Monia (Niunia1981)! Skoro tęskniłaś, to postaram się ukoić Twe tęsknoty i dziś będzie świeża dostawa zdjęć!
Aniu (wielkakulka)! Nawet ja u siebie nie ścinam kwiatów, bo mi żal. Na rabacie kwitną przecież dłużej. Ale może to zrobiło jakieś dziecko? Będą kolejne. Nie ma co rozpaczać. Swoje niektóre róże przesadzałam jesienią. Wczesna wiosna też byłaby dobrą porą. Ale i one się powezmą i jeszcze w tym roku powinny zakwitnąć.
Mariolu (kropelka)! Wyjazd służbowy ma swoje plusy (jak choćby koszty!). Mnie trafił się w fajne miejsce. No i pogoda byłą na prawdę ładna. Cieszę się, że zdjęcia Ci się podobają. Mam nadzieję, że i Ty swoją hoykę pokażesz, jak rozwinie kwiaty. O dzisiejszej pogodzie nie mam nic kulturalnego do powiedzenia!
Olgo (Aza)! Irga została kupiona, by zadarnić rabatę, na której ciągle deszcze wypłukiwały mi ziemię. Pomogło, a przy okazji pięknie porosła kamienie, ma milusie kwiaty wiosną i czerwone owocki jesienią. Słowem, nie żałuję. Dziękuję za komplementy
Marzko (Sosenki4)! U nas tylko 2 dni było bez deszczu, za to dziś pogoda "nadrabia"

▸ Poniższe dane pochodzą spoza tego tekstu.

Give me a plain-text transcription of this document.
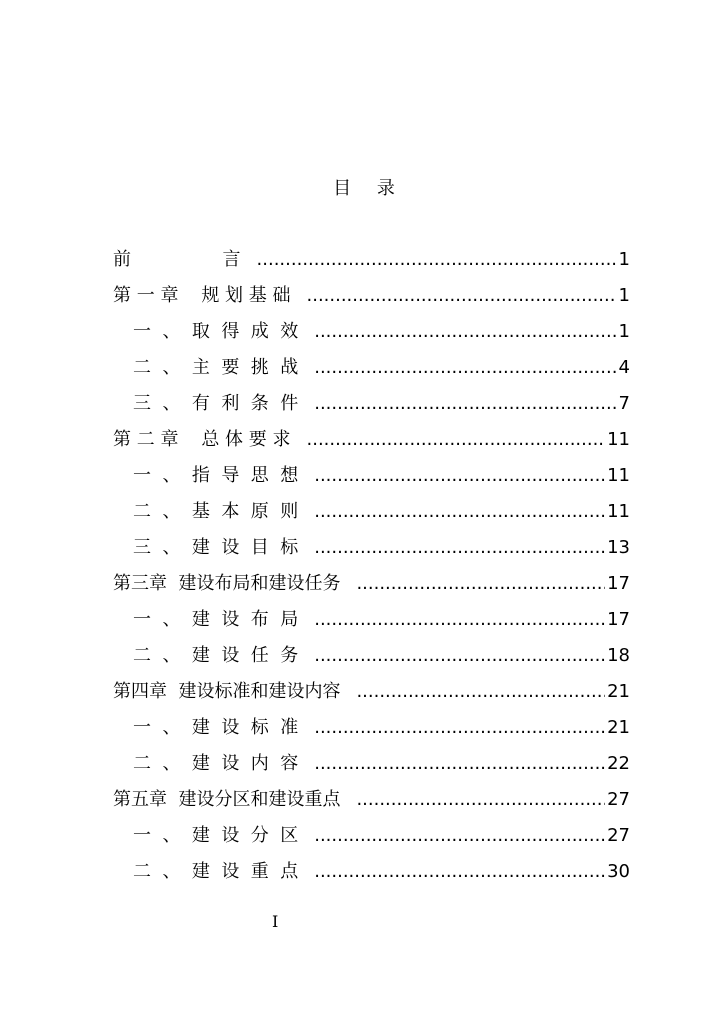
目 录
前                言 .....	1
第 一 章    规 划 基 础 .....	1
一  、  取  得  成  效 .....	1
二  、  主  要  挑  战 .....	4
三  、  有  利  条  件 .....	7
第 二 章    总 体 要 求 .....	11
一  、  指  导  思  想 .....	11
二  、  基  本  原  则 .....	11
三  、  建  设  目  标 .....	13
第三章  建设布局和建设任务 .....	17
一  、  建  设  布  局 .....	17
二  、  建  设  任  务 .....	18
第四章  建设标准和建设内容 .....	21
一  、  建  设  标  准 .....	21
二  、  建  设  内  容 .....	22
第五章  建设分区和建设重点 .....	27
一  、  建  设  分  区 .....	27
二  、  建  设  重  点 .....	30
I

Kiedy wreszcie będziemy się mogli nacieszyć naszymi ogrodami.
Marylo (mmaryla)! W morzu zanurzyłam nogi, ale 5 stopni na plusie dało się odczuć
Ale napatrzyłam się, nawdychałam jodu, odpoczęłam. Ogród dopracowany nie jest, ale najważniejsze, że się podoba
Jolu (April)!
Aniu (anabuko1)! Dziękuję
Justynko (justyna_gl)! Trochę kolorków są, ale podobnie jak inni, nie mogę się już doczekać naszych różyczek. Mam tyle nowości
Teresko (tesia39)! Te najładniejsze mam od Sławka (slanka-flora), Geni (e-Genia) i Ani (akl62). Ale mnie tam się te starsze też podobają i nie przestaje pracować nad powiększeniem kolekcji, a tym samym szpaleru.
Jadziu (e-babcia)! Iryski mają śliczny pobłysk. Widać to szczególnie pięknie w słonku
A tego akurat u nas nie było. Leje cały dzień. O wyjściu do ogrodu nie było mowy. Dobrze, że rano zrobiłam parę zdjęć.

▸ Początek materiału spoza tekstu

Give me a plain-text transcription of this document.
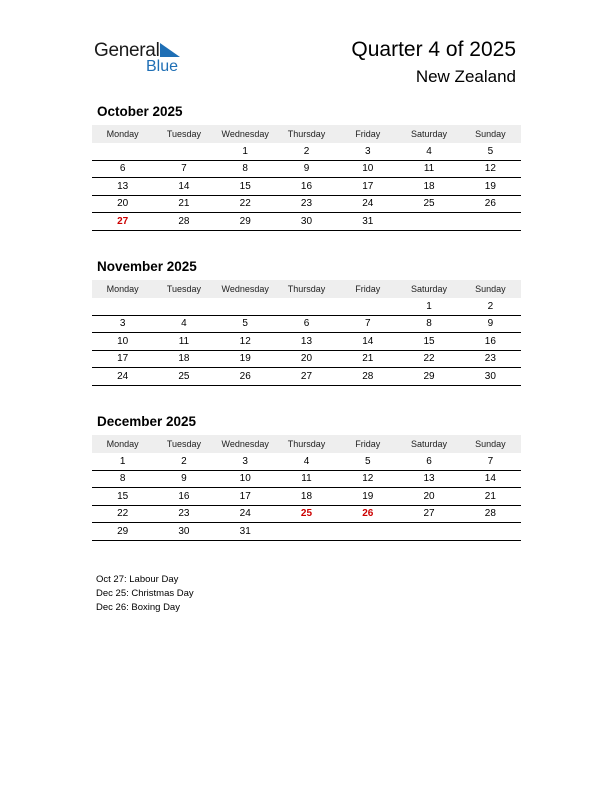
General
Blue
Quarter 4 of 2025
New Zealand
October 2025
Monday	Tuesday	Wednesday	Thursday	Friday	Saturday	Sunday
		1	2	3	4	5
6	7	8	9	10	11	12
13	14	15	16	17	18	19
20	21	22	23	24	25	26
27	28	29	30	31		
November 2025
Monday	Tuesday	Wednesday	Thursday	Friday	Saturday	Sunday
					1	2
3	4	5	6	7	8	9
10	11	12	13	14	15	16
17	18	19	20	21	22	23
24	25	26	27	28	29	30
December 2025
Monday	Tuesday	Wednesday	Thursday	Friday	Saturday	Sunday
1	2	3	4	5	6	7
8	9	10	11	12	13	14
15	16	17	18	19	20	21
22	23	24	25	26	27	28
29	30	31				
Oct 27: Labour Day
Dec 25: Christmas Day
Dec 26: Boxing Day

Annar77! Ciągnie nas w różne strony. Ale góry to ja mam na co dzień, a morze kojarzy m się z wakacjami, słonkiem itp. Zatem bardzo pozytywnie.
Grażynko (kogra)! Poza ulewami i skutkiem w postaci połamanych kilku irysów (już w wazonie) i położonych roślin u mnie ok. Pogoda nas w tym roku nie rozpieszcza, ale i tak tym razem mam szczęście i obyło się bez gradobicia. Podejrzewam, że trochę słonka i w ogrodzie dopiero zrobiłoby się kolorowo. Okuś został w domu i obraził się za to na mnie. Ale tylko na chwilę. Byłam tam jednak służbowo, a poza tym w tym ośrodku nie przyjmują psów, rzekomo z uwagi na wypadki alergii innych odpoczywających
Misiu (lora)! Także tęskniłam za naszym, polskim morzem. Niestety dawno nad nim nie byłam. Żałuję, że nie mogę tam bywać częściej. Może kiedyś...
Lisico! Że też nie wiedziałam, że można Cię spotkać w Sopocie
Umówiłybyśmy się na herbatę w kawiarni na molo (da się przeżyć cenowo!). Ale teraz już wiem, kto załatwił mi pogodę "z górnej półki" na dzień, w którym tam byłam. Jestem góralką, ale potrafię docenić piękno mórz. Zdecydowanie mogłabym tam mieszkać. co do kapustek-ależ proszę!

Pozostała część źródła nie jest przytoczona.